Cap and Trade Cognitive Dissonance 101

Paging Tom Friedman.
There is much in the House cap-and-trade energy bill that just passed that I absolutely hate. It is too weak in key areas and way too complicated in others. A simple, straightforward carbon tax would have made much more sense than this Rube Goldberg contraption. It is pathetic that we couldn’t do better. It is appalling that so much had to be given away to polluters. It stinks. It’s a mess. I detest it.

Now let’s get it passed in the Senate and make it law.

Why? Because, for all its flaws, this bill is the first comprehensive attempt by America to mitigate climate change by putting a price on carbon emissions. Rejecting this bill would have been read in the world as America voting against the reality and urgency of climate change and would have undermined clean energy initiatives everywhere.
So, just because it's the first bill to deal with a problem that might not actually be a problem we have to pass it?

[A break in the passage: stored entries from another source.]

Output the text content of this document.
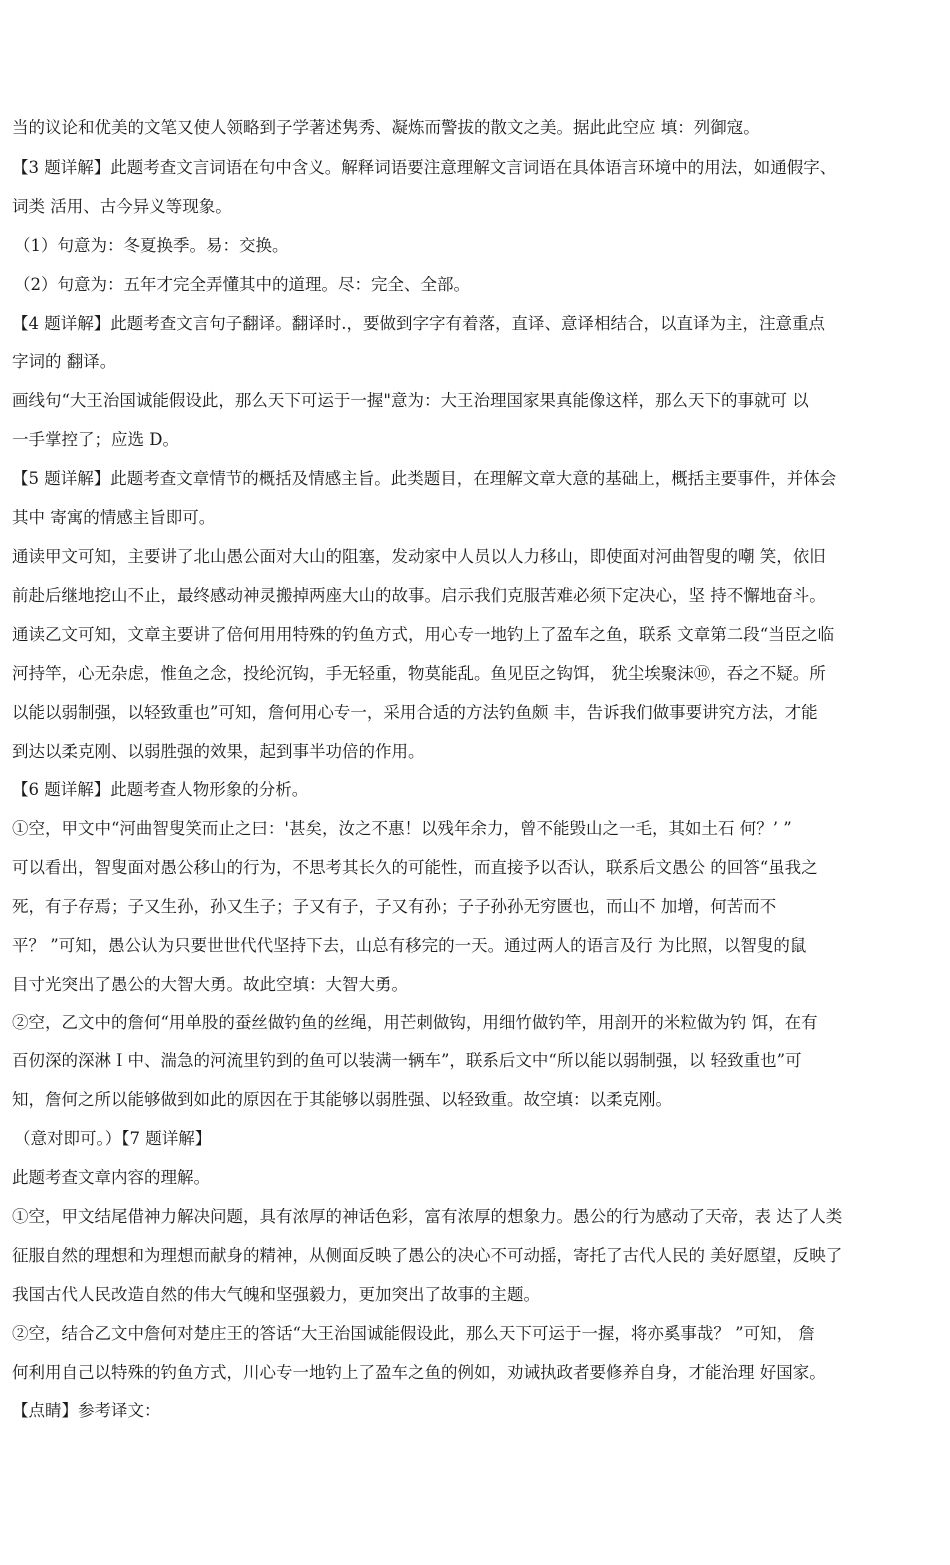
当的议论和优美的文笔又使人领略到子学著述隽秀、凝炼而警拔的散文之美。据此此空应 填：列御寇。
【3 题详解】此题考查文言词语在句中含义。解释词语要注意理解文言词语在具体语言环境中的用法，如通假字、
词类 活用、古今异义等现象。
（1）句意为：冬夏换季。易：交换。
（2）句意为：五年才完全弄懂其中的道理。尽：完全、全部。
【4 题详解】此题考查文言句子翻译。翻译时.，要做到字字有着落，直译、意译相结合，以直译为主，注意重点
字词的 翻译。
画线句“大王治国诚能假设此，那么天下可运于一握"意为：大王治理国家果真能像这样，那么天下的事就可 以
一手掌控了；应选 D。
【5 题详解】此题考查文章情节的概括及情感主旨。此类题目，在理解文章大意的基础上，概括主要事件，并体会
其中 寄寓的情感主旨即可。
通读甲文可知，主要讲了北山愚公面对大山的阻塞，发动家中人员以人力移山，即使面对河曲智叟的嘲 笑，依旧
前赴后继地挖山不止，最终感动神灵搬掉两座大山的故事。启示我们克服苦难必须下定决心，坚 持不懈地奋斗。
通读乙文可知，文章主要讲了倍何用用特殊的钓鱼方式，用心专一地钓上了盈车之鱼，联系 文章第二段“当臣之临
河持竿，心无杂虑，惟鱼之念，投纶沉钩，手无轻重，物莫能乱。鱼见臣之钩饵， 犹尘埃聚沫⑩，吞之不疑。所
以能以弱制强，以轻致重也”可知，詹何用心专一，采用合适的方法钓鱼颇 丰，告诉我们做事要讲究方法，才能
到达以柔克刚、以弱胜强的效果，起到事半功倍的作用。
【6 题详解】此题考查人物形象的分析。
①空，甲文中“河曲智叟笑而止之曰：'甚矣，汝之不惠！以残年余力，曾不能毁山之一毛，其如土石 何？’ ”
可以看出，智叟面对愚公移山的行为，不思考其长久的可能性，而直接予以否认，联系后文愚公 的回答“虽我之
死，有子存焉；子又生孙，孙又生子；子又有子，子又有孙；子子孙孙无穷匮也，而山不 加增，何苦而不
平？ ”可知，愚公认为只要世世代代坚持下去，山总有移完的一天。通过两人的语言及行 为比照，以智叟的鼠
目寸光突出了愚公的大智大勇。故此空填：大智大勇。
②空，乙文中的詹何“用单股的蚕丝做钓鱼的丝绳，用芒刺做钩，用细竹做钓竿，用剖开的米粒做为钓 饵，在有
百仞深的深淋Ｉ中、湍急的河流里钓到的鱼可以装满一辆车”，联系后文中“所以能以弱制强，以 轻致重也”可
知，詹何之所以能够做到如此的原因在于其能够以弱胜强、以轻致重。故空填：以柔克刚。
（意对即可。）【7 题详解】
此题考查文章内容的理解。
①空，甲文结尾借神力解决问题，具有浓厚的神话色彩，富有浓厚的想象力。愚公的行为感动了天帝，表 达了人类
征服自然的理想和为理想而献身的精神，从侧面反映了愚公的决心不可动摇，寄托了古代人民的 美好愿望，反映了
我国古代人民改造自然的伟大气魄和坚强毅力，更加突出了故事的主题。
②空，结合乙文中詹何对楚庄王的答话“大王治国诚能假设此，那么天下可运于一握，将亦奚事哉？ ”可知， 詹
何利用自己以特殊的钓鱼方式，川心专一地钓上了盈车之鱼的例如，劝诫执政者要修养自身，才能治理 好国家。
【点睛】参考译文：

Climate change is a natural part of the global climate since the Earth was created all those eons ago. There were warm periods. There were cold periods. Then, there's the last few hundred years or so when people have been able to take direct measurements of temperature, and the last few decades where satellites can provide global temperature measurements. All of sudden, based on this limited data sample we're told to worry about global warming.

Okay.

We have to stop polluting. I want to see reduced pollution, but the efforts to strangle US business and industry isn't going to affect the global climate, and it surely isn't going to get China or India to suddenly realize that they too have to shut down their polluting industries.

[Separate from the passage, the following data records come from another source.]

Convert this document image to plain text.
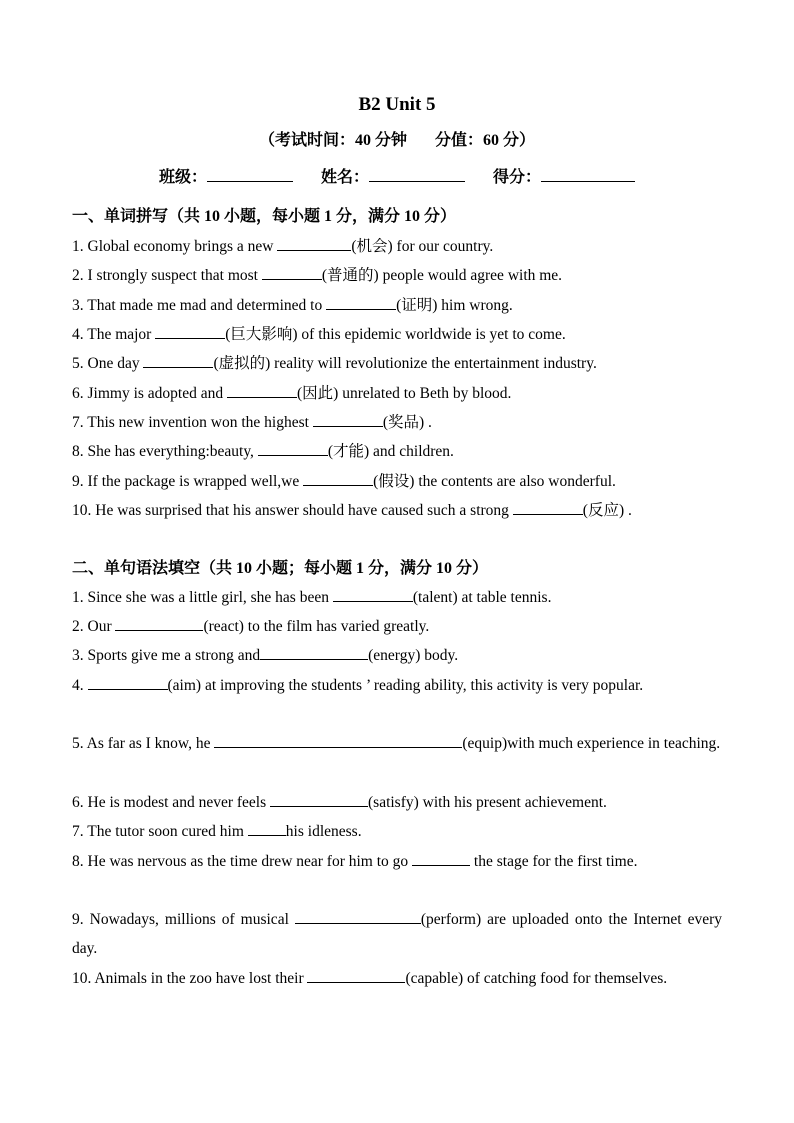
B2 Unit 5
（考试时间：40 分钟 分值：60 分）
班级：	姓名：	得分：
一、单词拼写（共 10 小题，每小题 1 分，满分 10 分）
1. Global economy brings a new	(机会) for our country.
2. I strongly suspect that most	(普通的) people would agree with me.
3. That made me mad and determined to	(证明) him wrong.
4. The major	(巨大影响) of this epidemic worldwide is yet to come.
5. One day	(虚拟的) reality will revolutionize the entertainment industry.
6. Jimmy is adopted and	(因此) unrelated to Beth by blood.
7. This new invention won the highest	(奖品) .
8. She has everything:beauty,	(才能) and children.
9. If the package is wrapped well,we	(假设) the contents are also wonderful.
10. He was surprised that his answer should have caused such a strong	(反应) .
二、单句语法填空（共 10 小题；每小题 1 分，满分 10 分）
1. Since she was a little girl, she has been	(talent) at table tennis.
2. Our	(react) to the film has varied greatly.
3. Sports give me a strong and	(energy) body.
4.	(aim) at improving the students ’ reading ability, this activity is very popular.
5. As far as I know, he	(equip)with much experience in teaching.
6. He is modest and never feels	(satisfy) with his present achievement.
7. The tutor soon cured him his idleness.
8. He was nervous as the time drew near for him to go	the stage for the first time.
9. Nowadays, millions of musical	(perform) are uploaded onto the Internet every day.
10. Animals in the zoo have lost their	(capable) of catching food for themselves.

China is the largest emitter of pollution in the world. The air in China is so think you can see it and taste it. Just look at all those photos of Beijing during the Olympics. It was dirty and dingy, despite the government's best efforts to shut tens of thousands of factories and power plants all over China to put the best face on the Chinese Olympic effort. It failed badly, because as soon as the games were over, the government allowed those business to resume their pollution.

Cap and trade is a disastrous policy as all too many countries are already seeing.

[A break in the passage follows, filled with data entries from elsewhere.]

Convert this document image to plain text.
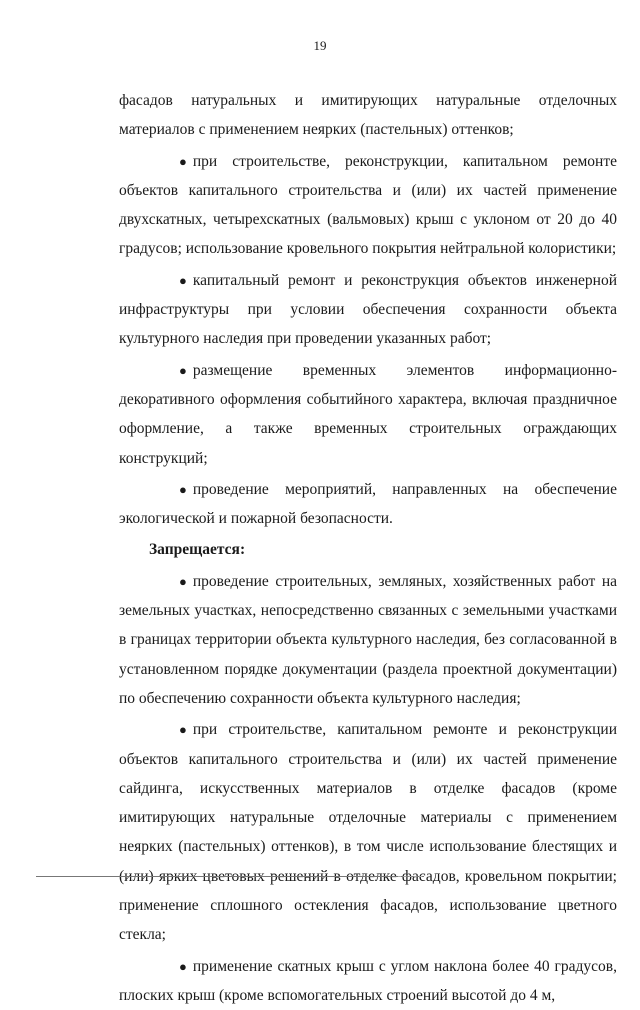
19

фасадов натуральных и имитирующих натуральные отделочных материалов с применением неярких (пастельных) оттенков;

● при строительстве, реконструкции, капитальном ремонте объектов капитального строительства и (или) их частей применение двухскатных, четырехскатных (вальмовых) крыш с уклоном от 20 до 40 градусов; использование кровельного покрытия нейтральной колористики;

● капитальный ремонт и реконструкция объектов инженерной инфраструктуры при условии обеспечения сохранности объекта культурного наследия при проведении указанных работ;

● размещение временных элементов информационно-декоративного оформления событийного характера, включая праздничное оформление, а также временных строительных ограждающих конструкций;

● проведение мероприятий, направленных на обеспечение экологической и пожарной безопасности.

Запрещается:

● проведение строительных, земляных, хозяйственных работ на земельных участках, непосредственно связанных с земельными участками в границах территории объекта культурного наследия, без согласованной в установленном порядке документации (раздела проектной документации) по обеспечению сохранности объекта культурного наследия;

● при строительстве, капитальном ремонте и реконструкции объектов капитального строительства и (или) их частей применение сайдинга, искусственных материалов в отделке фасадов (кроме имитирующих натуральные отделочные материалы с применением неярких (пастельных) оттенков), в том числе использование блестящих и (или) ярких цветовых решений в отделке фасадов, кровельном покрытии; применение сплошного остекления фасадов, использование цветного стекла;

● применение скатных крыш с углом наклона более 40 градусов, плоских крыш (кроме вспомогательных строений высотой до 4 м,
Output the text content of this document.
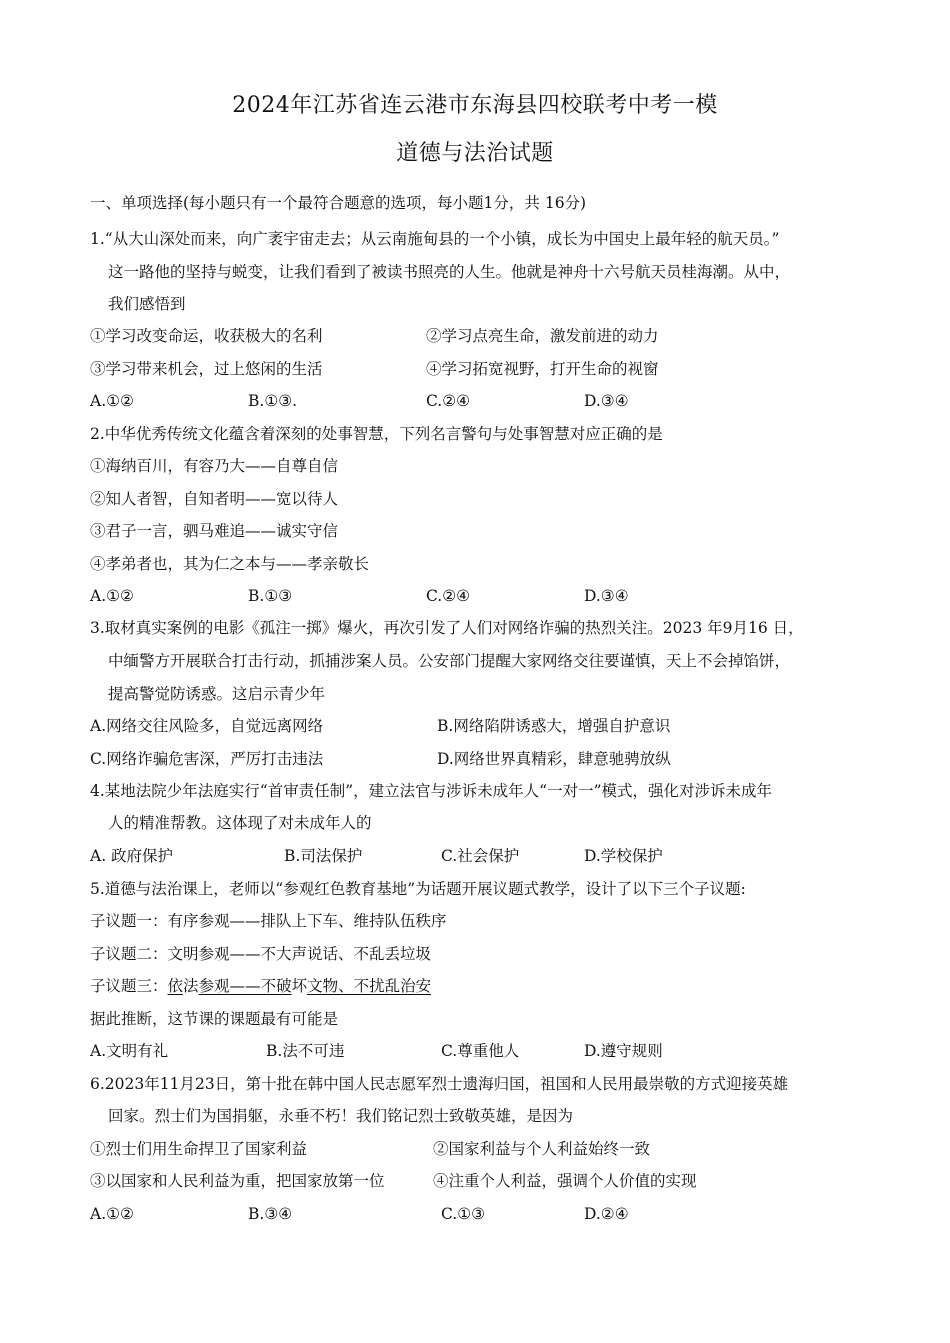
2024年江苏省连云港市东海县四校联考中考一模
道德与法治试题
一、单项选择(每小题只有一个最符合题意的选项，每小题1分，共 16分)
1.“从大山深处而来，向广袤宇宙走去；从云南施甸县的一个小镇，成长为中国史上最年轻的航天员。”
这一路他的坚持与蜕变，让我们看到了被读书照亮的人生。他就是神舟十六号航天员桂海潮。从中，
我们感悟到
①学习改变命运，收获极大的名利	②学习点亮生命，激发前进的动力
③学习带来机会，过上悠闲的生活	④学习拓宽视野，打开生命的视窗
A.①②	B.①③.	C.②④	D.③④
2.中华优秀传统文化蕴含着深刻的处事智慧，下列名言警句与处事智慧对应正确的是
①海纳百川，有容乃大——自尊自信
②知人者智，自知者明——宽以待人
③君子一言，驷马难追——诚实守信
④孝弟者也，其为仁之本与——孝亲敬长
A.①②	B.①③	C.②④	D.③④
3.取材真实案例的电影《孤注一掷》爆火，再次引发了人们对网络诈骗的热烈关注。2023 年9月16 日，
中缅警方开展联合打击行动，抓捕涉案人员。公安部门提醒大家网络交往要谨慎，天上不会掉馅饼，
提高警觉防诱惑。这启示青少年
A.网络交往风险多，自觉远离网络	B.网络陷阱诱惑大，增强自护意识
C.网络诈骗危害深，严厉打击违法	D.网络世界真精彩，肆意驰骋放纵
4.某地法院少年法庭实行“首审责任制”，建立法官与涉诉未成年人“一对一”模式，强化对涉诉未成年
人的精准帮教。这体现了对未成年人的
A. 政府保护	B.司法保护	C.社会保护	D.学校保护
5.道德与法治课上，老师以“参观红色教育基地”为话题开展议题式教学，设计了以下三个子议题:
子议题一：有序参观——排队上下车、维持队伍秩序
子议题二：文明参观——不大声说话、不乱丢垃圾
子议题三：依法参观——不破坏文物、不扰乱治安
据此推断，这节课的课题最有可能是
A.文明有礼	B.法不可违	C.尊重他人	D.遵守规则
6.2023年11月23日，第十批在韩中国人民志愿军烈士遗海归国，祖国和人民用最崇敬的方式迎接英雄
回家。烈士们为国捐躯，永垂不朽！我们铭记烈士致敬英雄，是因为
①烈士们用生命捍卫了国家利益	②国家利益与个人利益始终一致
③以国家和人民利益为重，把国家放第一位	④注重个人利益，强调个人价值的实现
A.①②	B.③④	C.①③	D.②④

If Friedman is so concerned about pollution and cap and trade, how about imploring the New York Times to stop publishing the paper version of its news? After all, think of the trees that could be saved and the forests that could capture all the CO2 that is being emitted.

In fact, Friedman could also shut down his computer and lessen the strain on the power grid, a portion of which requires carbon emissions. He should also give up his trips overseas since the flights release plenty of COx. He should also give up the car.

Instead, he excoriates Republicans, President Obama, and all Americans for why this bill is so poor. Sorry, but that doesn't fly either.

This bill is so awful because it will never do what its authors intend. It will not reduce emissions, will create a new market that can be manipulated in a fashion akin to Enron without suitable regulatory oversight to prevent such manipulation, and will cause shortages of energy all while causing prices of all manner of goods and services to increase as the costs are passed on to consumers.